Title:Comparative Computational Screening of Natural-based Partial Agonists
for PPARγ Receptor
Volume: 19
Issue: 6
Author(s): Leila Moradihaghgou*, Reinhard Schneider*, Bahram Maleki Zanjani and Taher Harkinezhad
Affiliation:
- Department of Agronomy and Plant Breeding, Faculty of Agriculture, University of Zanjan, Zanjan, P.O. BOX.
4537138791, Iran
- Luxembourg Centre for Systems Biomedicine (LCSB), University of Luxembourg, Campus Belval,
House of Biomedicine II, 6 avenue du Swing, Belvaux L-4367, Luxembourg
Keywords:
Flavonoids, PPARγ, cancer, in silico drug discovery, molecular dynamics, pharmacological network.
Abstract:
Introduction: The nuclear transcription factor PPARγ, which can modulate cell growth
via proliferation and apoptosis-related mechanisms, is a promising target in cancer therapy. This
study aims to focus on PPARγ as the target and use virtual screening to find hits.
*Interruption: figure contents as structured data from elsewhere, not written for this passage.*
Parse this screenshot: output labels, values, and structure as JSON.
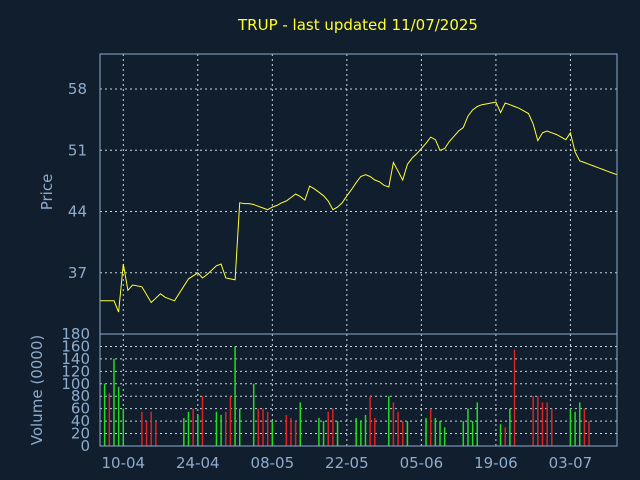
{
  "chart_data": [
    {
      "type": "line",
      "title": "TRUP - last updated 11/07/2025",
      "ylabel": "Price",
      "ylim": [
        30,
        62
      ],
      "yticks": [
        37,
        44,
        51,
        58
      ],
      "xticks": [
        {
          "x": 5,
          "label": "10-04"
        },
        {
          "x": 21,
          "label": "24-04"
        },
        {
          "x": 37,
          "label": "08-05"
        },
        {
          "x": 53,
          "label": "22-05"
        },
        {
          "x": 69,
          "label": "05-06"
        },
        {
          "x": 85,
          "label": "19-06"
        },
        {
          "x": 101,
          "label": "03-07"
        }
      ],
      "xlim": [
        0,
        111
      ],
      "grid": true,
      "line_color": "#ffff33",
      "x": [
        0,
        3,
        4,
        5,
        6,
        7,
        9,
        11,
        13,
        14,
        16,
        19,
        21,
        22,
        23,
        25,
        26,
        27,
        28,
        29,
        30,
        31,
        32,
        33,
        34,
        35,
        36,
        37,
        38,
        39,
        40,
        41,
        42,
        43,
        44,
        45,
        46,
        47,
        48,
        49,
        50,
        51,
        52,
        53,
        54,
        55,
        56,
        57,
        58,
        59,
        60,
        61,
        62,
        63,
        64,
        65,
        66,
        67,
        68,
        69,
        70,
        71,
        72,
        73,
        74,
        75,
        76,
        77,
        78,
        79,
        80,
        81,
        82,
        83,
        84,
        85,
        86,
        87,
        88,
        89,
        90,
        91,
        92,
        93,
        94,
        95,
        96,
        97,
        98,
        99,
        100,
        101,
        102,
        103,
        104,
        105,
        106,
        107,
        108,
        109,
        110,
        111
      ],
      "values": [
        33.8,
        33.8,
        32.5,
        38.0,
        35.0,
        35.6,
        35.4,
        33.6,
        34.6,
        34.2,
        33.8,
        36.3,
        37.0,
        36.4,
        36.8,
        37.8,
        38.0,
        36.4,
        36.3,
        36.2,
        45.0,
        44.9,
        44.9,
        44.8,
        44.6,
        44.4,
        44.2,
        44.5,
        44.7,
        45.0,
        45.2,
        45.6,
        46.0,
        45.7,
        45.3,
        46.9,
        46.6,
        46.2,
        45.8,
        45.2,
        44.2,
        44.5,
        45.0,
        45.8,
        46.5,
        47.3,
        48.0,
        48.2,
        48.0,
        47.6,
        47.4,
        47.0,
        46.8,
        49.6,
        48.6,
        47.6,
        49.4,
        50.1,
        50.6,
        51.2,
        51.8,
        52.5,
        52.2,
        51.0,
        51.2,
        52.0,
        52.6,
        53.2,
        53.6,
        54.9,
        55.6,
        56.0,
        56.2,
        56.3,
        56.4,
        56.5,
        55.3,
        56.4,
        56.2,
        56.0,
        55.8,
        55.5,
        55.2,
        54.0,
        52.1,
        53.0,
        53.2,
        53.0,
        52.8,
        52.5,
        52.2,
        53.0,
        50.8,
        49.8,
        49.6,
        49.4,
        49.2,
        49.0,
        48.8,
        48.6,
        48.4,
        48.2
      ]
    },
    {
      "type": "bar",
      "ylabel": "Volume (0000)",
      "ylim": [
        0,
        180
      ],
      "yticks": [
        0,
        20,
        40,
        60,
        80,
        100,
        120,
        140,
        160,
        180
      ],
      "up_color": "#22dd22",
      "down_color": "#dd2222",
      "x": [
        1,
        2,
        3,
        4,
        5,
        6,
        7,
        8,
        9,
        10,
        11,
        12,
        13,
        14,
        15,
        16,
        17,
        18,
        19,
        20,
        21,
        22,
        23,
        24,
        25,
        26,
        27,
        28,
        29,
        30,
        31,
        32,
        33,
        34,
        35,
        36,
        37,
        38,
        39,
        40,
        41,
        42,
        43,
        44,
        45,
        46,
        47,
        48,
        49,
        50,
        51,
        52,
        53,
        54,
        55,
        56,
        57,
        58,
        59,
        60,
        61,
        62,
        63,
        64,
        65,
        66,
        67,
        68,
        69,
        70,
        71,
        72,
        73,
        74,
        75,
        76,
        77,
        78,
        79,
        80,
        81,
        82,
        83,
        84,
        85,
        86,
        87,
        88,
        89,
        90,
        91,
        92,
        93,
        94,
        95,
        96,
        97,
        98,
        99,
        100,
        101,
        102,
        103,
        104,
        105,
        106,
        107,
        108,
        109
      ],
      "values": [
        100,
        85,
        140,
        95,
        60,
        0,
        0,
        0,
        55,
        40,
        55,
        40,
        0,
        0,
        0,
        0,
        0,
        45,
        55,
        60,
        50,
        80,
        0,
        0,
        55,
        50,
        55,
        80,
        160,
        60,
        0,
        0,
        100,
        60,
        60,
        55,
        40,
        0,
        0,
        50,
        45,
        40,
        70,
        0,
        0,
        0,
        45,
        40,
        55,
        60,
        40,
        0,
        0,
        0,
        45,
        40,
        50,
        80,
        45,
        0,
        0,
        80,
        70,
        55,
        40,
        40,
        0,
        0,
        0,
        45,
        60,
        45,
        40,
        30,
        0,
        0,
        0,
        40,
        60,
        40,
        70,
        0,
        0,
        0,
        0,
        35,
        30,
        60,
        155,
        0,
        0,
        0,
        80,
        80,
        70,
        70,
        60,
        0,
        0,
        0,
        60,
        55,
        70,
        60,
        40,
        0,
        0,
        0,
        0
      ],
      "up": [
        1,
        0,
        1,
        1,
        1,
        0,
        0,
        0,
        0,
        0,
        0,
        0,
        0,
        0,
        0,
        0,
        0,
        1,
        1,
        0,
        1,
        0,
        0,
        0,
        1,
        1,
        0,
        0,
        1,
        1,
        0,
        0,
        1,
        0,
        0,
        0,
        1,
        0,
        0,
        0,
        0,
        0,
        1,
        0,
        0,
        0,
        1,
        1,
        0,
        0,
        1,
        0,
        0,
        0,
        1,
        1,
        1,
        0,
        0,
        0,
        0,
        1,
        0,
        0,
        0,
        1,
        0,
        0,
        0,
        1,
        0,
        1,
        1,
        1,
        0,
        0,
        0,
        1,
        1,
        1,
        1,
        0,
        0,
        0,
        0,
        1,
        0,
        1,
        0,
        0,
        0,
        0,
        0,
        0,
        0,
        0,
        0,
        0,
        0,
        0,
        1,
        1,
        1,
        0,
        0,
        0,
        0,
        0,
        0
      ]
    }
  ]
}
Methods: A set of 5,677 flavonoid compounds were filtered by subjecting them to descriptor-based
drug-likeness and ADMET strategies to discover drug-like compounds. The candidates' modes of
binding to PPARγ were then evaluated using docking and MD simulation. PharmMapper was used to
identify the potential targets of selected hits. The pharmacological network was constructed based on
the GO and KEGG pathway analysis.
Results: In primary screening, 3,057 compounds met various drug-likeness criteria and docked well
as partial agonists in the PPARγ-LBD. Five compounds (euchrenone b1, kaempferol-7-Orhamnoside,
vincetoxicoside B, morusin, and karanjin) were selected with the use of ADMET profiles
for further MD simulation investigation. Based on the PharmMapper findings, 52 proteins were
then submitted to GO and KEGG enrichment analysis. As expected by GO and KEGG pathway enrichment
studies, core targets were enriched in the PI3K-Akt signaling pathway (p < 0.01), indicating
that certain chemicals may be involved in cancer processes.
Conclusion: Our results suggested that the selected compounds might have sufficient drug-likeness,
pharmacokinetics, and in silico bioactivity by acting as PPARγ partial agonists. Although much work
remains to illuminate extensive cancer therapeutic/ chemopreventive efficacy of flavonoids in vivo,
in silico methodology of our cheminformatics research may be able to provide additional data regarding
the efficacy and safety of potential candidates for therapeutic targets.